The hypot() function in C is used to find the length of the hypotenuse of a right-angled triangle given the lengths of the other two sides. This function is particularly useful in various fields of science and engineering where distance calculations are required.

The function is declared in the <math.h> header file.

Syntax of hypot() in C

double hypot(double x, double y);

Parameters

The hypot(x, y) function takes two parameters:

• x: A variable of type double representing one side of the right-angled triangle.
• y: A variable of type double representing the other side of the right-angled triangle.

Return Value

The hypot(x, y) function returns the hypotenuse of a right-angled triangle with sides x and y. The result is a double value that represents the length of the hypotenuse.
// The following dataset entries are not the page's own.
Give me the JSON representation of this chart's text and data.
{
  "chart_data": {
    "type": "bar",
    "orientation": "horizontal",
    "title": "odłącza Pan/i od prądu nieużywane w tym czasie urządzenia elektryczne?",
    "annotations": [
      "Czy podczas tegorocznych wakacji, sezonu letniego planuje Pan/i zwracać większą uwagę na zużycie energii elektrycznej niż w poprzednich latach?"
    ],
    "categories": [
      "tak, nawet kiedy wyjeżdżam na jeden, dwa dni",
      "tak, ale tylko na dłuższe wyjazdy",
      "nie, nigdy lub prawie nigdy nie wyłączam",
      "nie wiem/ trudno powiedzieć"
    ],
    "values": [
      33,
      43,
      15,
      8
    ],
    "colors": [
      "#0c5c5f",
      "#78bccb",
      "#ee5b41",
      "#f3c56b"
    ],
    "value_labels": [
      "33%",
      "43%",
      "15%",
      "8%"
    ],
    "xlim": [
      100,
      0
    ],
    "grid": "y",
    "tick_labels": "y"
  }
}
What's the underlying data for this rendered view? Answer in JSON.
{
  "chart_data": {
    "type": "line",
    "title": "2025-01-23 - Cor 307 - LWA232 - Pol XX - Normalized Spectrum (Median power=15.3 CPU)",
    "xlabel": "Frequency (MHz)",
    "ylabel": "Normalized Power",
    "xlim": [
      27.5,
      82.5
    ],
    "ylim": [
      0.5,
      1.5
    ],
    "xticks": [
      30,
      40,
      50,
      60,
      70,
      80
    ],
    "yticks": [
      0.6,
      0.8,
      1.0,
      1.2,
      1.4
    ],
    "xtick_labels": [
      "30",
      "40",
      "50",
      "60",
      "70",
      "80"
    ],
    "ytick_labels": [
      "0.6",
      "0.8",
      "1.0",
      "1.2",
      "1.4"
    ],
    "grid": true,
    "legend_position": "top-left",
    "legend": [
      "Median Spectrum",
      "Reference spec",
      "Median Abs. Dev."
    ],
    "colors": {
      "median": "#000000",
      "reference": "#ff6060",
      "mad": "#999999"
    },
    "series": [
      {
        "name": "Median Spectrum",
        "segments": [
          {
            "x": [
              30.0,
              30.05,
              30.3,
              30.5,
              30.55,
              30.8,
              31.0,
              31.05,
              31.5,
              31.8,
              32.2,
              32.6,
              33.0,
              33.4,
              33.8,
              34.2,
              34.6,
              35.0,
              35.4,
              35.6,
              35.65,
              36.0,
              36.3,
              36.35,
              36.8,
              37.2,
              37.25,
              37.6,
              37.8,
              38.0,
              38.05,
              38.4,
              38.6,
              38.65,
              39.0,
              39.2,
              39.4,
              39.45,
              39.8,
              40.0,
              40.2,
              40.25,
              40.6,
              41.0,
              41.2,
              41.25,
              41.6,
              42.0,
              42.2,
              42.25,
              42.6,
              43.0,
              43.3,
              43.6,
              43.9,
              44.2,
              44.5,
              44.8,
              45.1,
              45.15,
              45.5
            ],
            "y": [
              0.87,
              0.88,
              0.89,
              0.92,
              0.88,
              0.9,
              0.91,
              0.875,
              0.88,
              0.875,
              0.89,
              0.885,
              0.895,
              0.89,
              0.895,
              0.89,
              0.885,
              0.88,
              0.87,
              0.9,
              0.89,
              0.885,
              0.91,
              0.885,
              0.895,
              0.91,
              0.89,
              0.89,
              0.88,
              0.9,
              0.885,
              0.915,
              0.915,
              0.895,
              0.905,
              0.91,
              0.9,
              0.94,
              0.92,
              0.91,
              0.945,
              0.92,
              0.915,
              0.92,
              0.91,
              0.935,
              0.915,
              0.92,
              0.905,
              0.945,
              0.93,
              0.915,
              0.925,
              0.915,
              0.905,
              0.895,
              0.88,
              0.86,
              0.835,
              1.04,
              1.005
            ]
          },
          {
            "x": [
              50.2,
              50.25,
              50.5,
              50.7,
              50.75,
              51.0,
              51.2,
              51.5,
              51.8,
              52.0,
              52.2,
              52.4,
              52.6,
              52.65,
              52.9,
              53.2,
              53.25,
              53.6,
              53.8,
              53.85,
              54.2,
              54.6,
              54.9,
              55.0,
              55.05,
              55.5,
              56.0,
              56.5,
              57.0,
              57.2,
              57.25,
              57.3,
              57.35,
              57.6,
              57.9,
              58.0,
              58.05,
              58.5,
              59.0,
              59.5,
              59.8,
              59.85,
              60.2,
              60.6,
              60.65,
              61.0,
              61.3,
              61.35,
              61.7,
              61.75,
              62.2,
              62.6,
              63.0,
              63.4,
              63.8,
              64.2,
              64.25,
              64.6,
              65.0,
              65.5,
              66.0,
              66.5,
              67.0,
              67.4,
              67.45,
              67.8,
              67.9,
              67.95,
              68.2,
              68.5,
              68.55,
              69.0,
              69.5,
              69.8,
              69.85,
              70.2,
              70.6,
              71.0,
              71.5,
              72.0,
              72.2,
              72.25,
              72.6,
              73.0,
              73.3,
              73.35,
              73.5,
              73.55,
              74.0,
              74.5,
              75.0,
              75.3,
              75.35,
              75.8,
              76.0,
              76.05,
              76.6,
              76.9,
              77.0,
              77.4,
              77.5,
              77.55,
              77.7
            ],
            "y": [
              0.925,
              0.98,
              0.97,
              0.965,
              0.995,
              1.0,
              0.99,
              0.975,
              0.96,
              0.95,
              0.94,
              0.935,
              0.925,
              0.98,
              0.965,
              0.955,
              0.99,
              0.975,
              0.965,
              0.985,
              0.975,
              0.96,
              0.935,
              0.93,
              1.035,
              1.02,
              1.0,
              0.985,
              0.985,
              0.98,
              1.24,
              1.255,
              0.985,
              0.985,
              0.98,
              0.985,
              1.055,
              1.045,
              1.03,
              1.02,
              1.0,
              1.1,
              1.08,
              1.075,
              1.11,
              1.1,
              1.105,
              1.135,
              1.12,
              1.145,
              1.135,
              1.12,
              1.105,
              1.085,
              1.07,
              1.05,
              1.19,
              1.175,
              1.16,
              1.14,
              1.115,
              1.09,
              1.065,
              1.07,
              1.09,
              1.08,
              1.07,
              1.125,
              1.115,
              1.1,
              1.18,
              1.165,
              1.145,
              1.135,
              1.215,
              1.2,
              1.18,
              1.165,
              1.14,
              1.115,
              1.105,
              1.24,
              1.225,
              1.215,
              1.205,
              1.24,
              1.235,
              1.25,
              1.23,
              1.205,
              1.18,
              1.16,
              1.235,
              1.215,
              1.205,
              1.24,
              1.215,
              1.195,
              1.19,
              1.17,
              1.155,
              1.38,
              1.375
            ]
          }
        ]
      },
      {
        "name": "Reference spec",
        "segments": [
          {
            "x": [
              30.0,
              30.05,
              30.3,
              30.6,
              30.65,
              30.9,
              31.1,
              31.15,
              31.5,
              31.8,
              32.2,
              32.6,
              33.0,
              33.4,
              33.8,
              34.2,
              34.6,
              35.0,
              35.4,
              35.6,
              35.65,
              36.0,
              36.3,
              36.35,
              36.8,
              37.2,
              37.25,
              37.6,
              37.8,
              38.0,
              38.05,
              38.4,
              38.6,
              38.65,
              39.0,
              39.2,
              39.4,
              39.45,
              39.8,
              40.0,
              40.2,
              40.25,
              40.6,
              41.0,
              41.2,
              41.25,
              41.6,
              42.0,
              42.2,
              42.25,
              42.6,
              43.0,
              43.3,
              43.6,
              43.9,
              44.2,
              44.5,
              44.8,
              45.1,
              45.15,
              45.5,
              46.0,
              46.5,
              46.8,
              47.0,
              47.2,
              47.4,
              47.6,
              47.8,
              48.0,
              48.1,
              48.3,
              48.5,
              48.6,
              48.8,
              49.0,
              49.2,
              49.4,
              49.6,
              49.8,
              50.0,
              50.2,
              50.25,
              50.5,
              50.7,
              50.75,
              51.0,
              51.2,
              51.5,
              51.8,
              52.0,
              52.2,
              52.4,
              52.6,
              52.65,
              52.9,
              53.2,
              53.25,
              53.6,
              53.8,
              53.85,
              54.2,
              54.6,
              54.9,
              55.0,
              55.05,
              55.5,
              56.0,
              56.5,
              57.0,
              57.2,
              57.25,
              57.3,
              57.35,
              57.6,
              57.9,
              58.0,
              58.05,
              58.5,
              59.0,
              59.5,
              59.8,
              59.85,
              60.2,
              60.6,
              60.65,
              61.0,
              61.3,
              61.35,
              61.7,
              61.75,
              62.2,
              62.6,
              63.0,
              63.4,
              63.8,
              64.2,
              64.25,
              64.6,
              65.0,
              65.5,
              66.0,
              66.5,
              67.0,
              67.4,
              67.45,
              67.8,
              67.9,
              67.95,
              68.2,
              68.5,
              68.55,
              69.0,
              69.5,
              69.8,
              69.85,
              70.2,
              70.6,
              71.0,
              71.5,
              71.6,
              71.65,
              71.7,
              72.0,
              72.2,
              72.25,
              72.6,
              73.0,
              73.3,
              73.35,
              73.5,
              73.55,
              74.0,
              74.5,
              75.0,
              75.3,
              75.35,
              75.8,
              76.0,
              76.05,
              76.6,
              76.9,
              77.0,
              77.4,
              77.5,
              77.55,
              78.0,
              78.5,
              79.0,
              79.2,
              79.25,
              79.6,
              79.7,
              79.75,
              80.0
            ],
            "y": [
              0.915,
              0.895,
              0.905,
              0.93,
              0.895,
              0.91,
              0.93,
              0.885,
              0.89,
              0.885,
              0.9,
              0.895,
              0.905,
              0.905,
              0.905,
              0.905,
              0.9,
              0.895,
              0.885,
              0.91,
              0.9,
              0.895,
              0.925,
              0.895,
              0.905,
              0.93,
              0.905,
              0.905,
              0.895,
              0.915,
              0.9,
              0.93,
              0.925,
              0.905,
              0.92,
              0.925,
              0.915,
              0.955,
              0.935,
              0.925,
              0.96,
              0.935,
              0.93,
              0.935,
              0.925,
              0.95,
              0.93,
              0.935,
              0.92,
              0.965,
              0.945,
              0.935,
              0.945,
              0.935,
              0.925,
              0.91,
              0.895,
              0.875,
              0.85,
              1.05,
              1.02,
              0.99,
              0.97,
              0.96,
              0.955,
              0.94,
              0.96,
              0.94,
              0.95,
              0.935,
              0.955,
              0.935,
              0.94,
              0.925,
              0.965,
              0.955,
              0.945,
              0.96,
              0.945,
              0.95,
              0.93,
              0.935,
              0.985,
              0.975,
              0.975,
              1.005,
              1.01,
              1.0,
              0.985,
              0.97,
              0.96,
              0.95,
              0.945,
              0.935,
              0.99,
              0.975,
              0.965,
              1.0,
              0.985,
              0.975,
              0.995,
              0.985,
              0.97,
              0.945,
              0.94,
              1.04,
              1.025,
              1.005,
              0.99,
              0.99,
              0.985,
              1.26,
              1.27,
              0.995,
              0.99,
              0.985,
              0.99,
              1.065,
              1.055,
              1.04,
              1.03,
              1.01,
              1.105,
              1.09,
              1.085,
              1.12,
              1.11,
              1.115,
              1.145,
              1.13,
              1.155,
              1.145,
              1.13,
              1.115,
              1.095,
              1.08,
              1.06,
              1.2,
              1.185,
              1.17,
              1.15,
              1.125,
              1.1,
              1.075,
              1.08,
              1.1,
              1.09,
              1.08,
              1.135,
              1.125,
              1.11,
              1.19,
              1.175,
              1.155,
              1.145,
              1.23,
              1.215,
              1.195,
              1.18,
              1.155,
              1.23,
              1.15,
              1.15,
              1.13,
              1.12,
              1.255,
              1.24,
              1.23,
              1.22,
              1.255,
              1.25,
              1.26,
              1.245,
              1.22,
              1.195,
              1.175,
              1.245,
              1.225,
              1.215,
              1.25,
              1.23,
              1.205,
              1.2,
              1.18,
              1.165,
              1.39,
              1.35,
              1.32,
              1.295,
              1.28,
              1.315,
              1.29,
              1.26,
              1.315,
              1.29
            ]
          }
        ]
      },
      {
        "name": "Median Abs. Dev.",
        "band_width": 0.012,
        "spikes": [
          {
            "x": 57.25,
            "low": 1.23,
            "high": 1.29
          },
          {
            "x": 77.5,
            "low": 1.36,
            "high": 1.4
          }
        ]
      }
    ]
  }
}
This function avoids overflow and underflow that might occur with direct computation of the square root of the sum of the squares of x and y.

Example of hypot() in C

The below program illustrates how to calculate the hypotenuse of a right-angled triangle using the hypot(x, y) function in C:

// C Program to calculate the hypotenuse of a right-angled triangle using
// hypot() function

#include <math.h>
#include <stdio.h>

int main()
{
    // Initialize variables to take the input from the user
    // and store the results
    double x, y, hypotenuse;

    // Take the input from the user
    printf("Enter the lengths of the two sides of the right-angled triangle:\n");

    // Read the lengths entered by the user
    scanf("%lf %lf", &x, &y);

    // Calculate the hypotenuse of the right-angled triangle
    hypotenuse = hypot(x, y);

    // Print the hypotenuse
    printf("The hypotenuse of the triangle with sides %.2lf and %.2lf is: %.2lf\n", x, y, hypotenuse);

    return 0;
}

Output

Enter the lengths of the two sides of the right-angled triangle:
3 4
The hypotenuse of the triangle with sides 3.00 and 4.00 is: 5.00

Time Complexity: O(1)
Auxiliary Space: O(1)

Advantages of Using hypot()

1. Numerical Stability: The hypot() function handles large and small values of x and y better than a straightforward calculation of the square root of the sum of the squares.
2. Overflow and Underflow Protection: By using internal scaling, hypot() avoids intermediate overflow and underflow during the computation, which makes it more robust for a wide range of inputs.
3. Simplicity: It provides a simple and direct way to compute the hypotenuse without needing to manually perform the intermediate steps.